Kadang-kadang puisi dan tulisan yang menggambarkan luka lebih dapat diterima daripada kejujuran yang menyakitkan.
Karena itu seni.
Kalau kata bapak, seni kehidupan.
Dan setiap yang tercipta memang berasal dari kehidupan bukan? Tentu kehidupan yang diciptakan oleh Tuhan.
Termasuk segala rasa yang ada.
Aku tidak menghafal teori atau mempelajari bagaimana caranya menuliskan kata secara khusus.
Mungkin aku memang sudah hidup didalamnya, ah.. lebih tepatnya tulisan dan kata adalah bagian dari jiwaku.
Manusia adalah makhluk hidup yang tidak akan pernah bisa selamanya, namun tulisan dan kata akan ada dan hidup selamanya. Bahkan kelak, akan dipertanggung jawabkan di keabadian.

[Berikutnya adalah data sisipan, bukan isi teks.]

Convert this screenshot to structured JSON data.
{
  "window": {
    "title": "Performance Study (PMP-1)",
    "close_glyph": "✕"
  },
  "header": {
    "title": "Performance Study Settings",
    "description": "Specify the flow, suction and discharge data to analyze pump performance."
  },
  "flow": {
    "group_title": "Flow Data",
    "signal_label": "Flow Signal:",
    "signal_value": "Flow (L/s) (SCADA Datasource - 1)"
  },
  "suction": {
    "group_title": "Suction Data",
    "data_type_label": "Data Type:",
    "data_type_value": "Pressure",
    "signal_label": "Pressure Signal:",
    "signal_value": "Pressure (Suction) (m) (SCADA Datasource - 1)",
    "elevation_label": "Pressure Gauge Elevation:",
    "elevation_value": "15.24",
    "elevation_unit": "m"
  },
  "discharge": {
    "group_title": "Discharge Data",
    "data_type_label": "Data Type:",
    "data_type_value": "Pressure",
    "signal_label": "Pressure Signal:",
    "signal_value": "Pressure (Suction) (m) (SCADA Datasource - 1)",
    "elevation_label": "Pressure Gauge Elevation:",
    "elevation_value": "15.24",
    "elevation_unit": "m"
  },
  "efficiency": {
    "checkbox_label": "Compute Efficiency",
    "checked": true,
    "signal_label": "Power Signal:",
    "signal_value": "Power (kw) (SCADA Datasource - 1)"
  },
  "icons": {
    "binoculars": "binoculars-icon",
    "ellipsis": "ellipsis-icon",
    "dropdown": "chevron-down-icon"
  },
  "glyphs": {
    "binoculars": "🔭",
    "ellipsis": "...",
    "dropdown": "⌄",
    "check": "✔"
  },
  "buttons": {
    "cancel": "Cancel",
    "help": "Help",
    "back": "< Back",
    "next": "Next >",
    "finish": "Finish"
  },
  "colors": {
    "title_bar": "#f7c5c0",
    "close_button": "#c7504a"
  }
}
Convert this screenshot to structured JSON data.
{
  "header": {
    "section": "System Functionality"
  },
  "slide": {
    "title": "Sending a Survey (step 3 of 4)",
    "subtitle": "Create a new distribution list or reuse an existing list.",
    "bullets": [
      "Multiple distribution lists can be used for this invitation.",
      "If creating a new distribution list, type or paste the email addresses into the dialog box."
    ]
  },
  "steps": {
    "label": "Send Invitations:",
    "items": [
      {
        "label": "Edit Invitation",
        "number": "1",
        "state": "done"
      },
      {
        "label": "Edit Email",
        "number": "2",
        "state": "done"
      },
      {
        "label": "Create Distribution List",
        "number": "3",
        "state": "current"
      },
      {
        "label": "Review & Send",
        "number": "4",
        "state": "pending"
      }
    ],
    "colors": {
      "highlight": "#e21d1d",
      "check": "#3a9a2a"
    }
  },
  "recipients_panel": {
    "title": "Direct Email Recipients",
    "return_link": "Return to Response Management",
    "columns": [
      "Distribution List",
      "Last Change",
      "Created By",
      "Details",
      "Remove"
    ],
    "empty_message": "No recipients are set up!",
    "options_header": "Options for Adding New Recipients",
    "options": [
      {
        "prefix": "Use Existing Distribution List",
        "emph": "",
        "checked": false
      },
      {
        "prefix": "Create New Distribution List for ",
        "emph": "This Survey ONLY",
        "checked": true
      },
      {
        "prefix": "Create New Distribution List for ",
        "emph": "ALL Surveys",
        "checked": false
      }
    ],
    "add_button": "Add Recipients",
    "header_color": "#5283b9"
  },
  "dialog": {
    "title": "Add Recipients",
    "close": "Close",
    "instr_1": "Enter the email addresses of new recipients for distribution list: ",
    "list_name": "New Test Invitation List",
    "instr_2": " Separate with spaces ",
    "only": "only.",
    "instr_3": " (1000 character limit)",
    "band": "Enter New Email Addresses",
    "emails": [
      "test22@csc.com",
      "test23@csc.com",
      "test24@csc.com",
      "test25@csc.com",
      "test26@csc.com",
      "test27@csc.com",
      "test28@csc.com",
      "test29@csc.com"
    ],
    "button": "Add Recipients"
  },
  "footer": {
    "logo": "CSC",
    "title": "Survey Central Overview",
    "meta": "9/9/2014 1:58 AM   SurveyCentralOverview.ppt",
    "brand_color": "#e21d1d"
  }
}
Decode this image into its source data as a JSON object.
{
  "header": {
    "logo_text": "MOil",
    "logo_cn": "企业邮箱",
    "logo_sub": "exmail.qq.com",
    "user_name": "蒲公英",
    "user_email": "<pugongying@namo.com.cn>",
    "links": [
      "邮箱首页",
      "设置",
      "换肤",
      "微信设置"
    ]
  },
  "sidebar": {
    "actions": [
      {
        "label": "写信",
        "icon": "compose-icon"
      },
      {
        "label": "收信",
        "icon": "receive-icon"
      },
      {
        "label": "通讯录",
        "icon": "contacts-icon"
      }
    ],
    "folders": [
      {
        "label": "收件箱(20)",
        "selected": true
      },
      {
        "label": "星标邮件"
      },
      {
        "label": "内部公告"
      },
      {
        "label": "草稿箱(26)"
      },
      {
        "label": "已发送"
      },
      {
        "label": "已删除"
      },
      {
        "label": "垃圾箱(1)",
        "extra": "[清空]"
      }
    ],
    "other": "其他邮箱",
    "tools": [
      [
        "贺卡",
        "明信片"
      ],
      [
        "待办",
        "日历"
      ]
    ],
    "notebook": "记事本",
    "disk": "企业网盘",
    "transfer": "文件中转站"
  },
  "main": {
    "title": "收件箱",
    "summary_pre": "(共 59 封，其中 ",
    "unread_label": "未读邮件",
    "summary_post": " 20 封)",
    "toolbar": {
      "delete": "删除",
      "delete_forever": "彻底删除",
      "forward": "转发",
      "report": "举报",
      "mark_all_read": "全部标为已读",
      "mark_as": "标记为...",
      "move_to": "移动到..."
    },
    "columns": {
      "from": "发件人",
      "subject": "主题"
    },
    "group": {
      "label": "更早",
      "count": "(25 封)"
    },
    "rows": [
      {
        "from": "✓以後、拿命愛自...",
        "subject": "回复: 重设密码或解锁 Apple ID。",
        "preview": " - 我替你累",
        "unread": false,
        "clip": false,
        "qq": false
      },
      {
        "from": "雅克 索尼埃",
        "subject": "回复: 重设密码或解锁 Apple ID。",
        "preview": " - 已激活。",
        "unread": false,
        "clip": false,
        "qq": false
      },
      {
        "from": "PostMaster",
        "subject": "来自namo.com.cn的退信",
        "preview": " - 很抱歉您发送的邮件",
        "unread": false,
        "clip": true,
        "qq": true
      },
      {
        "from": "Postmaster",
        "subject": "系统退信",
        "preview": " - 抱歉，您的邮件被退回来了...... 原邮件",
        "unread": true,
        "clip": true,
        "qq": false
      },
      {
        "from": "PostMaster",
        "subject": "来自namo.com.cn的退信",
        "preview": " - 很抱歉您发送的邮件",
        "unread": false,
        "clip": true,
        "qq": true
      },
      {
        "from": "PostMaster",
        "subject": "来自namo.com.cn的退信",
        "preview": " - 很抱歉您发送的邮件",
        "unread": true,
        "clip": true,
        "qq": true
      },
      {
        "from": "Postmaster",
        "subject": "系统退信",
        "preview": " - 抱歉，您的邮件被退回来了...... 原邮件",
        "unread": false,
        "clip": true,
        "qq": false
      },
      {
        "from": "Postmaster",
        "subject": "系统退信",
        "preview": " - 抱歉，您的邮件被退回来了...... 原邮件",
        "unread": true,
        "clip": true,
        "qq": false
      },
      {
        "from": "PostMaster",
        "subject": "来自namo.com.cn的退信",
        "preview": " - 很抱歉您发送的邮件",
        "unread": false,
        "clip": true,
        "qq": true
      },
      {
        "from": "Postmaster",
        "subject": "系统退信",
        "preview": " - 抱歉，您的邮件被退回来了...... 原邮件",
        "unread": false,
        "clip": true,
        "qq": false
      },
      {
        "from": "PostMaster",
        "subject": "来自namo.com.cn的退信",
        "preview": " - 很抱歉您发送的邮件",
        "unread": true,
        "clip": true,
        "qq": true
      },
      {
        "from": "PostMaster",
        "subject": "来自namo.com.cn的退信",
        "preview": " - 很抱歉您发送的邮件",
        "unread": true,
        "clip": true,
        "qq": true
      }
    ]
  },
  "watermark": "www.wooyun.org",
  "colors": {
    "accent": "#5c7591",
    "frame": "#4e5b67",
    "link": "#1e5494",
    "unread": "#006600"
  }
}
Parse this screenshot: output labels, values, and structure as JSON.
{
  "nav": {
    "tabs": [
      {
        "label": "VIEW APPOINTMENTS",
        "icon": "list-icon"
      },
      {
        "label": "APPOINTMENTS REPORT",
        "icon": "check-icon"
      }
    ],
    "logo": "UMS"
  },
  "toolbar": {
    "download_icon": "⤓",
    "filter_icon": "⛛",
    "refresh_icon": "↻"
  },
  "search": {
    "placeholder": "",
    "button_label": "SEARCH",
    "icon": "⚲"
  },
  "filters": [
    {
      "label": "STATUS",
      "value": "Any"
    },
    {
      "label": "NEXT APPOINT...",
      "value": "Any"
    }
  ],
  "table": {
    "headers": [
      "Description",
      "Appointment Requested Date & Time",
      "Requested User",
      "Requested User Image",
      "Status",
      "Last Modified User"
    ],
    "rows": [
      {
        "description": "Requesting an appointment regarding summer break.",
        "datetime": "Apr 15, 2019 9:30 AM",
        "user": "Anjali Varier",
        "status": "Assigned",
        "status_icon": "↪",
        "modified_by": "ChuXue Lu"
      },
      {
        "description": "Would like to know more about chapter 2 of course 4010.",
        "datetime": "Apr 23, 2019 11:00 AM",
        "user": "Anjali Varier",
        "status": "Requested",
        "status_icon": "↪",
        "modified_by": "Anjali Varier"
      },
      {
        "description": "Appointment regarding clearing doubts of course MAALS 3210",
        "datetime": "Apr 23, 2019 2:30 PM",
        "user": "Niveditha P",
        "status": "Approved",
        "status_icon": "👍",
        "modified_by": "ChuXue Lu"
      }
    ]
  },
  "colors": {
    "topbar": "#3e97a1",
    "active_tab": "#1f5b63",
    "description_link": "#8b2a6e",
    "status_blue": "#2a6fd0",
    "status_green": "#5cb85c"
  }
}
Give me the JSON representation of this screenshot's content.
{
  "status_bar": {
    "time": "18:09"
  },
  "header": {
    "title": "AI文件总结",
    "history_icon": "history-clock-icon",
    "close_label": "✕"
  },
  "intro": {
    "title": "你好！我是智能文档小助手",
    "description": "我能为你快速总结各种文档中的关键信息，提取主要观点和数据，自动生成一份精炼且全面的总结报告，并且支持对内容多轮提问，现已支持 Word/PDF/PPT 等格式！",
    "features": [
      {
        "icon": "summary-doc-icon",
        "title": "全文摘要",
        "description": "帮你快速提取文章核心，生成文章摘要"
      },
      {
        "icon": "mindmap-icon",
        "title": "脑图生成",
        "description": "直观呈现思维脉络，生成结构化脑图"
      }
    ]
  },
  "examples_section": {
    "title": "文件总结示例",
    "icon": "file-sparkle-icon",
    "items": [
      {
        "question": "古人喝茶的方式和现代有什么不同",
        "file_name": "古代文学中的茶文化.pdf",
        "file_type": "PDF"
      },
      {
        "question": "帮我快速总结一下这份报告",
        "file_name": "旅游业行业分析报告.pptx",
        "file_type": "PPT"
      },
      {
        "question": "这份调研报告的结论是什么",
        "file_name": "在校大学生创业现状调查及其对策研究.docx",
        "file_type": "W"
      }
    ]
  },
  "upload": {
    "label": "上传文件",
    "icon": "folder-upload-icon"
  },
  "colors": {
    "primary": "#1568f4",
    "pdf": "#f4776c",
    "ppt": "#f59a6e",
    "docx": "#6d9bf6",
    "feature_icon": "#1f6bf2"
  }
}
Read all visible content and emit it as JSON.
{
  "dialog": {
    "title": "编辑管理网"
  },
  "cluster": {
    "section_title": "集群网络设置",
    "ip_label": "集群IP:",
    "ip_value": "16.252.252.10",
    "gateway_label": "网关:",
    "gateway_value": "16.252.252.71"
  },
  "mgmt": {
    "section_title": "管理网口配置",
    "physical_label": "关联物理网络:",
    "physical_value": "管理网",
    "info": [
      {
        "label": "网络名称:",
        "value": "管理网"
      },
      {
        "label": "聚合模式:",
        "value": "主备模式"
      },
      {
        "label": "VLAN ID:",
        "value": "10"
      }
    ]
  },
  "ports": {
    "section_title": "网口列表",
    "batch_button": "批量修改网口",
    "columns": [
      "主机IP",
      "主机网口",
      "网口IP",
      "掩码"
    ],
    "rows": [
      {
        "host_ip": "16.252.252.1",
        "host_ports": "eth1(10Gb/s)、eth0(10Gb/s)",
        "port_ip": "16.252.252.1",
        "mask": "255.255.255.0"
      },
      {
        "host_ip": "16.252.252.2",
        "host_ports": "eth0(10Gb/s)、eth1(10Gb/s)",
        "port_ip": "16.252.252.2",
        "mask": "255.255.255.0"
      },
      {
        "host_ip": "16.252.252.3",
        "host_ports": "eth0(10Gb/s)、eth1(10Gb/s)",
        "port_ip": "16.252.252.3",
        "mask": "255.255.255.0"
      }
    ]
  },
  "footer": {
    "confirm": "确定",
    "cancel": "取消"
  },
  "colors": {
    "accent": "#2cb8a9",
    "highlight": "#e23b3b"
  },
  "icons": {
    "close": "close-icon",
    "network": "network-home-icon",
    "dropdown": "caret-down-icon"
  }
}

Aku bukan penulis handal, bukan pula seorang penyair terkenal. Masih jauhhh sekali dari itu.
Aku hanya orang yang senang dan hidup bersama kata. Aku jatuh cinta padanya bahkan sebelum orang tuaku mengenalkannya.
Bagaimana aku bisa merangkai atau memikirkannya?
Tidak ada cara. Karena kata-kataku lahir dengan sendirinya, dari hatiku yang tidak dapat bersuara.